La P. Morinda dell'Himālaya e dell'Afghānistān ha per noi soltanto interesse come pianta ornamentale.
Tra le specie esotiche appartenenti al genere Abies, si possono ricordare: A. cephalonica (volg. abete pungente) originario del M. Enos nell'isola di Cefalonia e dei monti della Grecia (var. Apollinis e var. Reginae Amaliae); A. nordmanniana (abete del Caucaso), che cresce nel Caucaso insieme con la Picea orientalis; A. cilicica dell'Asia Minore, ove cresce sui Monti Taurici e Caramani; A. numidica dell'Africa di NO. e della Cabilia. Sono tutte specie affini all'A. alba e da considerarsi quasi come razze geografiche di questo; da noi sono coltivati per ornamento e sono pure raccomandabili per scopo forestale, l'A. nordmanniana per il suo portamento più robusto, gli altri perché meglio adatti del nostro abete bianco a clima più asciutto, e perché possono crescere anche su terreno calcare ed in zona meno elevata.
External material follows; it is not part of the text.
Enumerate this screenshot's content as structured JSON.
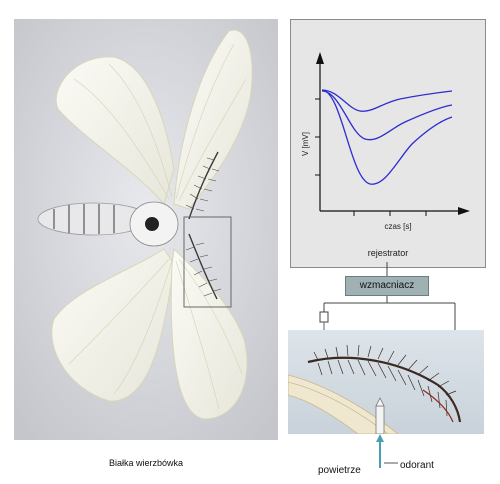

Sono invece coltivati soltanto a scopo ornamentale: A. Pinsapo, oriundo delle montagne della provincia di Málaga in Spagna; A. concolor, della regione pacifica del Nord-America; A. grandis, della stessa regione, ma con area estesa sino all'Oregon e alla Columbia inglese; A. nobilis, originario della stessa regione; A. Vebbiana, dell'Himālaya ed Afghānistān; ed altre specie ancora.
Bibl.: S. Endlicher, Synopsis Coniferarum, Sangallo 1847; E. A. Carrière, Traité général des Conifères, Parigi 1855; J. Veitch, Manuale dei Coniferi, trad. dall'inglese, Milano 1882; L. Piccioli, Selvicoltura, Torino 1915.